Shares of IT distribution giant Ingram Micro (NYSE: INGM) fell 2.6% in the afternoon session after a broader tech swoon as climbing bond yields pressured the market. 

Investors also reacted to a federal court ruling that most of President Trump's global tariffs were illegal, raising uncertainty over trade policy and the fiscal impact of potential refunds. Rising Treasury yields added to the pressure, with the 10-year climbing above 4.2% and the 30-year nearing 5%, intensifying worries about stretched equity valuations. September's historically weak track record for stocks further dampened sentiment, leaving traders cautious ahead of the jobs report later in the week and the Federal Reserve's upcoming rate decision.

The stock market overreacts to news, and big price drops can present good opportunities to buy high-quality stocks. Is now the time to buy Ingram Micro? Access our full analysis report here, it’s free.

What Is The Market Telling Us

Ingram Micro’s shares are somewhat volatile and have had 12 moves greater than 5% over the last year. In that context, today’s move indicates the market considers this news meaningful but not something that would fundamentally change its perception of the business.

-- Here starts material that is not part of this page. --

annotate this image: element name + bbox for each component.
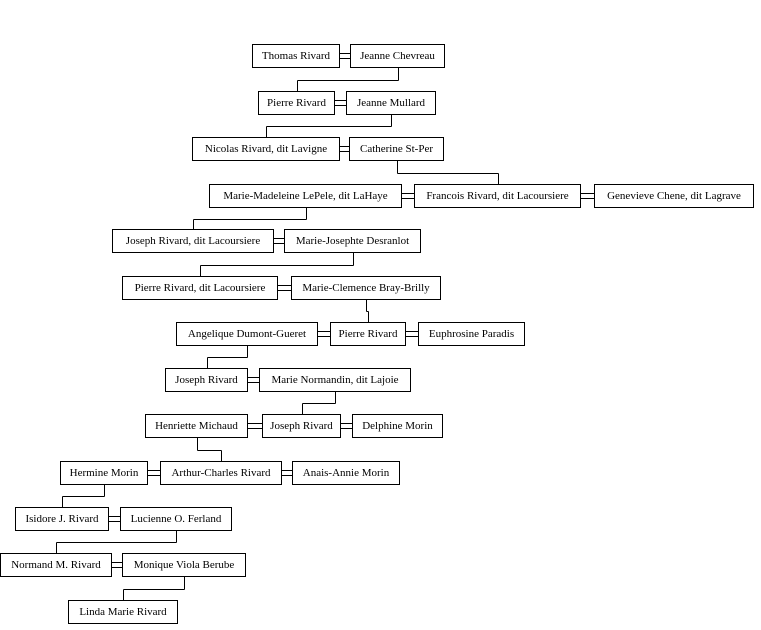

The previous big move we wrote about was 11 days ago when the stock gained 4.8% on the news that the major indices rebounded, as Fed Chair Jerome Powell delivered dovish remarks at the much-awaited Jackson Hole symposium. Powell suggested that with inflation risks moderating and unemployment remaining low, the Federal Reserve might consider a shift in its monetary policy stance, including potential interest rate cuts. This outlook eased market concerns about prolonged high interest rates and their impact on economic growth. The prospect of lower borrowing costs bolstered investor confidence, particularly in sectors that have lagged, leading to a broad rally across the market.

Ingram Micro is down 3.4% since the beginning of the year, and at $19.12 per share, it is trading 22.5% below its 52-week high of $24.67 from February 2025. Investors who bought $1,000 worth of Ingram Micro’s shares at the IPO in October 2024 would now be looking at an investment worth $777.13.